Back in 1989, Michael had been due to star opposite 007 Roger Moore in Andrew Lloyd Webber’s stage musical, Aspects of Love, but Roger pulled out two weeks before the curtain went up, not convinced his singing was up to the task.
“Seeing Rog again on screen, I realised I was approaching the same age he was when we started rehearsing Aspects,” Michael says. “And it just struck me – I’d played the young Alex over 30 years ago.
“Now, I could play the older George. I tried the idea on Cath and she immediately went for it.

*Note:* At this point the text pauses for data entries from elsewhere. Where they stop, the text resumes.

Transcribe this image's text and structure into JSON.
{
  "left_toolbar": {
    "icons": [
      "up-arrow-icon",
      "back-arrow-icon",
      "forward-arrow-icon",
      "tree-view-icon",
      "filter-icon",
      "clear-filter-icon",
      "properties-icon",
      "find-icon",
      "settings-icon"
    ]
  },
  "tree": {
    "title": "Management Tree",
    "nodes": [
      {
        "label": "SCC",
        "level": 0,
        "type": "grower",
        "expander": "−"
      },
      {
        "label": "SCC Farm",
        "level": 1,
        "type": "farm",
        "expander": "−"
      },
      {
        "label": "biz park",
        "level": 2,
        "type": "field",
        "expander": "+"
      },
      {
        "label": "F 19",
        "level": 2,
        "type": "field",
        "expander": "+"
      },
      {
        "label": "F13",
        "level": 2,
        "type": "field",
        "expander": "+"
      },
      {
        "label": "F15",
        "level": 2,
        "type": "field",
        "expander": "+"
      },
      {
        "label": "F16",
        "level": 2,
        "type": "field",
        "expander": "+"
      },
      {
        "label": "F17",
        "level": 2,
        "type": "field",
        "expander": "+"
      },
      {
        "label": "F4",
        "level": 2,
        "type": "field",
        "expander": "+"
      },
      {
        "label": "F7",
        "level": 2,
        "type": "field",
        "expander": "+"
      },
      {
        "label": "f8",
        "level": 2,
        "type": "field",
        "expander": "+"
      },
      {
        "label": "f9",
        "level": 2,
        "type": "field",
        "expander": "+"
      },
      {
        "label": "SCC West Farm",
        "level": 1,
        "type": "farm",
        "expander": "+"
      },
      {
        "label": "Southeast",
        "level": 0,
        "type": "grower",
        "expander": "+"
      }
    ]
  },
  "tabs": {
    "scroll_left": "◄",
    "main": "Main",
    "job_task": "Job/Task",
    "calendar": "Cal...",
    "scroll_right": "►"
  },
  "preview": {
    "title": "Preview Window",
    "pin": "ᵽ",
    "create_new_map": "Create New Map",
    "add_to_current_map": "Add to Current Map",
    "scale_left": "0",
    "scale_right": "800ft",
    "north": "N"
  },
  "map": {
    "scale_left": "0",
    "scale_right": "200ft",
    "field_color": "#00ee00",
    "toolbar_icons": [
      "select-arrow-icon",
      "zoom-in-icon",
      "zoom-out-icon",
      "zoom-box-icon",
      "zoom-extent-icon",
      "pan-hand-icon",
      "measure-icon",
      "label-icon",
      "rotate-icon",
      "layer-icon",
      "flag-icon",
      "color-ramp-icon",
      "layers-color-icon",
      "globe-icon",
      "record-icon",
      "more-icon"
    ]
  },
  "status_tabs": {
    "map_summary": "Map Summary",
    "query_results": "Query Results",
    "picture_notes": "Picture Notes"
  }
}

I then mentioned it to Andrew and director Jonathan Kent who’d directed me in Sweeney Todd, and everyone said yes.”
Now, there is set to be a limited six-month West End season, starting in May.
Through it all, Michael will continue to host his Radio 2 Sunday morning show.
It went from strength to strength during lockdown, helped in no small part by having the late fundraising hero Captain Tom Moore as a guest in April 2020.
At that point, he’d raised around £70,000 walking round his garden. “During the show, it rose to £200,000 then started mushrooming from there,” Michael says.
When Captain Tom was on his 100th lap, Michael joined him on BBC Breakfast and serenaded him with a song. “You’ll Never Walk Alone seemed appropriate and then he started singing along with me,” he says.
The rest is history. Their duet, recorded that very day, was in the shops 14 hours later and went to No.1 on Captain Tom’s 100th birthday. He died in February 2021.
Michael was heartbroken by the recent story about a young climate change activist desecrating Captain Tom’s statue by pouring human waste over it.
“I’ve always been amazed by how wonderful some people can be and how sh***y others can be,” he says.
Michael is no longer afraid to say what he thinks – which is why he didn’t mind turning 60. “Well, there wasn’t much I could do about it. And I got my Freedom Pass and a test-your-own-poo kit from the NHS,” he says.
Michael says he’s essentially a happy man, but: “I worry about the state of the world and what’s going on in our country. I worry about my elderly parents.
“Professionally though, I’m fulfilled. And my home life gives me the security and strength which enable me to do what I do.
“When Cathy came to see me all those years ago, I wasn’t keen on being interviewed and she’d never heard of me. But the minute we met, we clicked. We haven’t stopped talking since.”
The Empire by Michael Ball (£20,Zaffre) is out now in hardback, eBook and audiobook. Together in Vegas has just been released on Decca.